Part of the writing feels a bit sticky. "42" is a cool tribute to Jackie Robinson, but doesn't really put the weight behind his legacy as intended. "Mona" is a funny rocker, but doesn't make much sense in the lyrics. The record becomes most political with "Company of Kings", but it's not particularly obvious that Trump is at stake until you look at the corresponding song artwork on the Reckless Kelly website.

The band has won a Grammy in the past and has been specifically nominated for others for their album art. The vinyl for this project has been delayed, but listeners should go to their website and read the extensive liner notes for each song, with each track having its own cover, which is helpful in setting the context. Artwork is always part of Reckless Kelly's experience, and this publication is no exception.

In the meantime, the opening song by American Girls entitled "I can only see you with my eyes closed" could be the best of both sets. "All Over Again (Break Up Blues)" sets one of the best moods on both records. And if you're more of a die-hard country fan looking for what might appeal to you the most, start with steel guitar-drenched "Lonesome On My Own" wine in the windswept western theme "Anyplace That & # 39; s Wild ”his spurs and his Suzy Bogguss appearance and then the Dwight Yoakam feeling“ Lost Inside The Groove ”.

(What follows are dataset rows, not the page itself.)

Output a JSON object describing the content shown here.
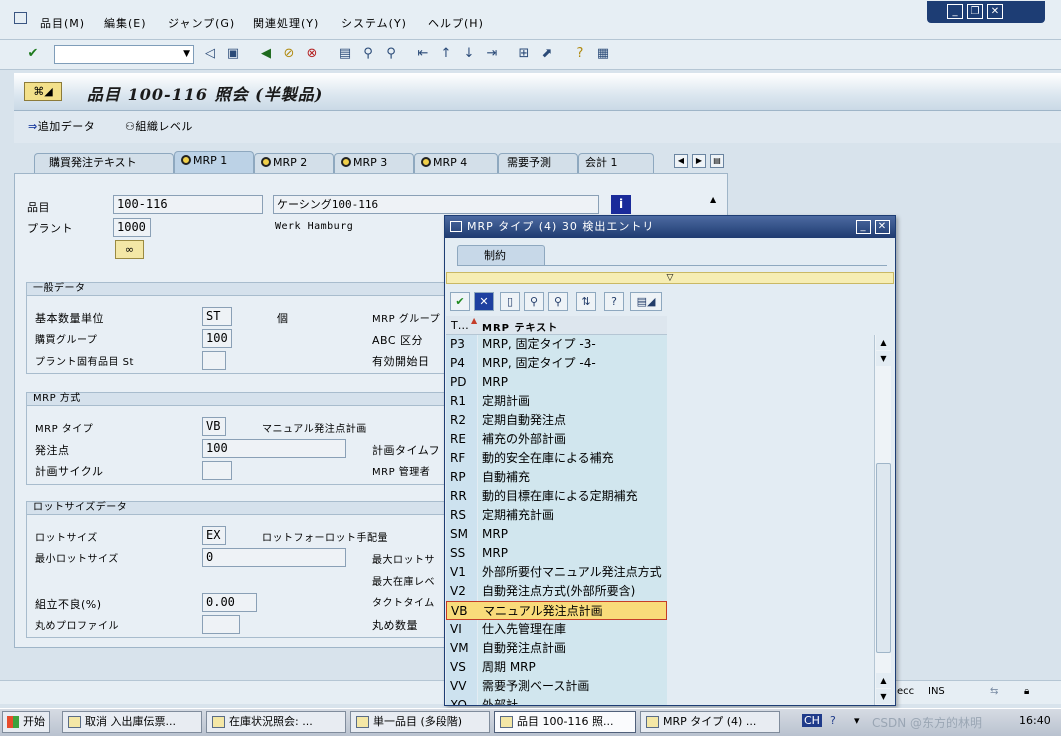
{
  "menubar": {
    "items": [
      "品目(M)",
      "編集(E)",
      "ジャンプ(G)",
      "関連処理(Y)",
      "システム(Y)",
      "ヘルプ(H)"
    ]
  },
  "title": "品目 100-116 照会 (半製品)",
  "app_toolbar": {
    "additional_data": "追加データ",
    "org_levels": "組織レベル"
  },
  "tabs": [
    {
      "label": "購買発注テキスト",
      "active": false,
      "icon": "none"
    },
    {
      "label": "MRP 1",
      "active": true,
      "icon": "status-dot-icon"
    },
    {
      "label": "MRP 2",
      "active": false,
      "icon": "status-dot-icon"
    },
    {
      "label": "MRP 3",
      "active": false,
      "icon": "status-dot-icon"
    },
    {
      "label": "MRP 4",
      "active": false,
      "icon": "status-dot-icon"
    },
    {
      "label": "需要予測",
      "active": false,
      "icon": "none"
    },
    {
      "label": "会計 1",
      "active": false,
      "icon": "none"
    }
  ],
  "header": {
    "material_label": "品目",
    "material_value": "100-116",
    "material_desc": "ケーシング100-116",
    "plant_label": "プラント",
    "plant_value": "1000",
    "plant_name": "Werk Hamburg"
  },
  "general": {
    "title": "一般データ",
    "base_uom_label": "基本数量単位",
    "base_uom_value": "ST",
    "base_uom_text": "個",
    "mrp_group_label": "MRP グループ",
    "purch_group_label": "購買グループ",
    "purch_group_value": "100",
    "abc_label": "ABC 区分",
    "plant_status_label": "プラント固有品目 St",
    "plant_status_value": "",
    "valid_from_label": "有効開始日"
  },
  "mrp_proc": {
    "title": "MRP 方式",
    "mrp_type_label": "MRP タイプ",
    "mrp_type_value": "VB",
    "mrp_type_text": "マニュアル発注点計画",
    "reorder_label": "発注点",
    "reorder_value": "100",
    "time_fence_label": "計画タイムフ",
    "planning_cycle_label": "計画サイクル",
    "planning_cycle_value": "",
    "controller_label": "MRP 管理者"
  },
  "lot_size": {
    "title": "ロットサイズデータ",
    "lot_size_label": "ロットサイズ",
    "lot_size_value": "EX",
    "lot_size_text": "ロットフォーロット手配量",
    "min_lot_label": "最小ロットサイズ",
    "min_lot_value": "0",
    "max_lot_label": "最大ロットサ",
    "max_stock_label": "最大在庫レベ",
    "assembly_scrap_label": "組立不良(%)",
    "assembly_scrap_value": "0.00",
    "takt_label": "タクトタイム",
    "rounding_profile_label": "丸めプロファイル",
    "rounding_profile_value": "",
    "rounding_qty_label": "丸め数量"
  },
  "popup": {
    "title": "MRP タイプ (4)   30 検出エントリ",
    "restrictions_tab": "制約",
    "col_type": "T…",
    "col_text": "MRP テキスト",
    "rows": [
      {
        "code": "P3",
        "text": "MRP, 固定タイプ -3-"
      },
      {
        "code": "P4",
        "text": "MRP, 固定タイプ -4-"
      },
      {
        "code": "PD",
        "text": "MRP"
      },
      {
        "code": "R1",
        "text": "定期計画"
      },
      {
        "code": "R2",
        "text": "定期自動発注点"
      },
      {
        "code": "RE",
        "text": "補充の外部計画"
      },
      {
        "code": "RF",
        "text": "動的安全在庫による補充"
      },
      {
        "code": "RP",
        "text": "自動補充"
      },
      {
        "code": "RR",
        "text": "動的目標在庫による定期補充"
      },
      {
        "code": "RS",
        "text": "定期補充計画"
      },
      {
        "code": "SM",
        "text": "MRP"
      },
      {
        "code": "SS",
        "text": "MRP"
      },
      {
        "code": "V1",
        "text": "外部所要付マニュアル発注点方式"
      },
      {
        "code": "V2",
        "text": "自動発注点方式(外部所要含)"
      },
      {
        "code": "VB",
        "text": "マニュアル発注点計画"
      },
      {
        "code": "VI",
        "text": "仕入先管理在庫"
      },
      {
        "code": "VM",
        "text": "自動発注点計画"
      },
      {
        "code": "VS",
        "text": "周期 MRP"
      },
      {
        "code": "VV",
        "text": "需要予測ベース計画"
      },
      {
        "code": "XO",
        "text": "外部計"
      }
    ],
    "selected_code": "VB"
  },
  "statusbar": {
    "system": "ecc",
    "mode": "INS"
  },
  "taskbar": {
    "start": "开始",
    "tasks": [
      "取消 入出庫伝票...",
      "在庫状況照会: ...",
      "単一品目 (多段階)",
      "品目 100-116 照...",
      "MRP タイプ (4) ..."
    ],
    "ime": "CH",
    "watermark": "CSDN @东方的林明",
    "clock": "16:40"
  },
  "colors": {
    "selected_row": "#f9db7a",
    "popup_title": "#1f3b70",
    "code_column": "#cde2ef"
  }
}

It is likely that there will be some filler tracks on a 20-song project, and the title track of the second record ("American Girls") is no exception. How many songs have been written about how beautiful American girls are? Do we really need another one?

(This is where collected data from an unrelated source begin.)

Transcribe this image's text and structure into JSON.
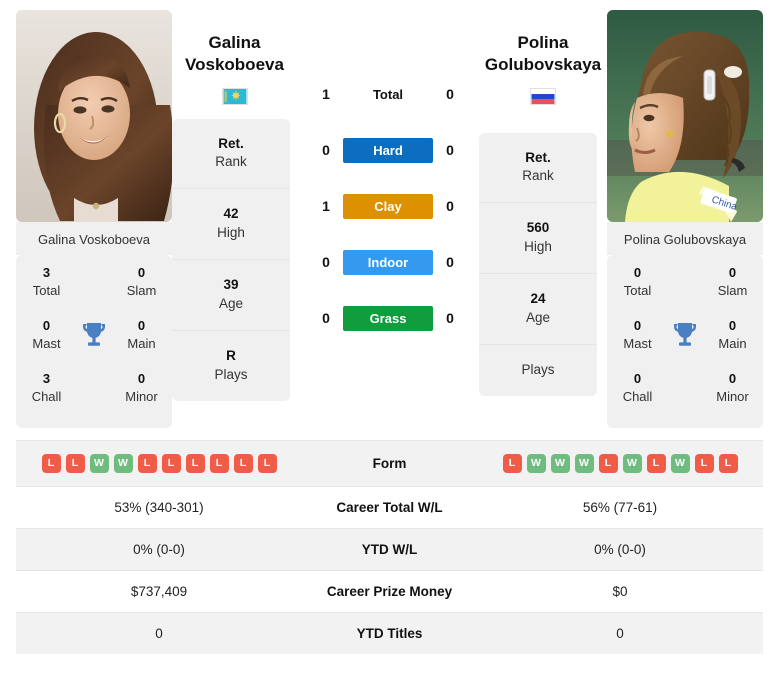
{
  "players": {
    "left": {
      "first_name": "Galina",
      "last_name": "Voskoboeva",
      "full_name": "Galina Voskoboeva",
      "country": "Kazakhstan",
      "flag_colors": {
        "field": "#2eb8d4",
        "emblem": "#ffd24d"
      },
      "titles": {
        "total_value": "3",
        "total_label": "Total",
        "slam_value": "0",
        "slam_label": "Slam",
        "mast_value": "0",
        "mast_label": "Mast",
        "main_value": "0",
        "main_label": "Main",
        "chall_value": "3",
        "chall_label": "Chall",
        "minor_value": "0",
        "minor_label": "Minor"
      },
      "ranking": [
        {
          "value": "Ret.",
          "label": "Rank"
        },
        {
          "value": "42",
          "label": "High"
        },
        {
          "value": "39",
          "label": "Age"
        },
        {
          "value": "R",
          "label": "Plays"
        }
      ],
      "form": [
        "L",
        "L",
        "W",
        "W",
        "L",
        "L",
        "L",
        "L",
        "L",
        "L"
      ],
      "career_total_wl": "53% (340-301)",
      "ytd_wl": "0% (0-0)",
      "career_prize_money": "$737,409",
      "ytd_titles": "0"
    },
    "right": {
      "first_name": "Polina",
      "last_name": "Golubovskaya",
      "full_name": "Polina Golubovskaya",
      "country": "Russia",
      "flag_colors": {
        "white": "#ffffff",
        "blue": "#2347c6",
        "red": "#e8505b"
      },
      "titles": {
        "total_value": "0",
        "total_label": "Total",
        "slam_value": "0",
        "slam_label": "Slam",
        "mast_value": "0",
        "mast_label": "Mast",
        "main_value": "0",
        "main_label": "Main",
        "chall_value": "0",
        "chall_label": "Chall",
        "minor_value": "0",
        "minor_label": "Minor"
      },
      "ranking": [
        {
          "value": "Ret.",
          "label": "Rank"
        },
        {
          "value": "560",
          "label": "High"
        },
        {
          "value": "24",
          "label": "Age"
        },
        {
          "value": "",
          "label": "Plays"
        }
      ],
      "form": [
        "L",
        "W",
        "W",
        "W",
        "L",
        "W",
        "L",
        "W",
        "L",
        "L"
      ],
      "career_total_wl": "56% (77-61)",
      "ytd_wl": "0% (0-0)",
      "career_prize_money": "$0",
      "ytd_titles": "0"
    }
  },
  "head_to_head": [
    {
      "label": "Total",
      "left": "1",
      "right": "0",
      "color": "transparent",
      "text_color": "#111111"
    },
    {
      "label": "Hard",
      "left": "0",
      "right": "0",
      "color": "#0d6ec0",
      "text_color": "#ffffff"
    },
    {
      "label": "Clay",
      "left": "1",
      "right": "0",
      "color": "#dd9000",
      "text_color": "#ffffff"
    },
    {
      "label": "Indoor",
      "left": "0",
      "right": "0",
      "color": "#339af0",
      "text_color": "#ffffff"
    },
    {
      "label": "Grass",
      "left": "0",
      "right": "0",
      "color": "#0f9d3d",
      "text_color": "#ffffff"
    }
  ],
  "comparison_rows": [
    {
      "label": "Form",
      "type": "form"
    },
    {
      "label": "Career Total W/L",
      "type": "text",
      "left": "53% (340-301)",
      "right": "56% (77-61)"
    },
    {
      "label": "YTD W/L",
      "type": "text",
      "left": "0% (0-0)",
      "right": "0% (0-0)"
    },
    {
      "label": "Career Prize Money",
      "type": "text",
      "left": "$737,409",
      "right": "$0"
    },
    {
      "label": "YTD Titles",
      "type": "text",
      "left": "0",
      "right": "0"
    }
  ]
}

But maybe some of the songs from the two-album set are supposed to be a little stereotypical for an American album – a bit of Beach Boys and Mellencamp to add a layer of nostalgia and reflection and make a deeper point beyond the songs themselves. There is a lot going on under the surface of American Jackpot / American Girls, which not all listeners might pick up on. Again, it's probably the point at which the more engaging song artwork in his art deco style meets Norman Rockwell's feel.

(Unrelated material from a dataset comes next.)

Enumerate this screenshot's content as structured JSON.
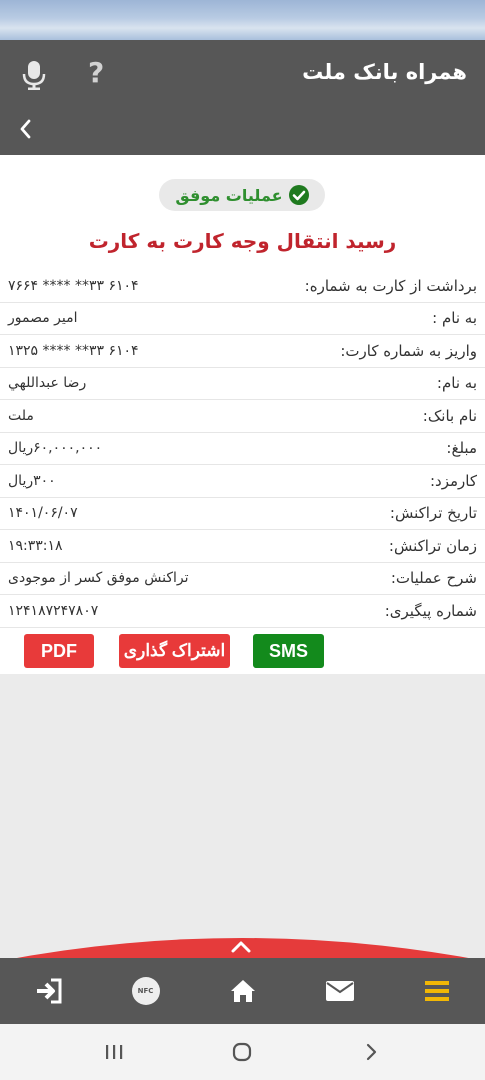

And even if they make a bad song, Reckless Kelly still makes it sound so good and makes your head wiggle. This is what brothers Willy and Cody Braun have been doing for almost 25 years. Turnpike Troubadours' Ryan Engleman recently played the lead guitar after David Abeyta's departure.

Don't expect a typical album about America, but another solid album by the Reckless Kelly crew that, despite some soft spots, sums up the different sounds and experiences of American life in captivating and entertaining moments that contain music that is almost ripe for listening at all times and crosses attraction of country, rock and Americana crowds.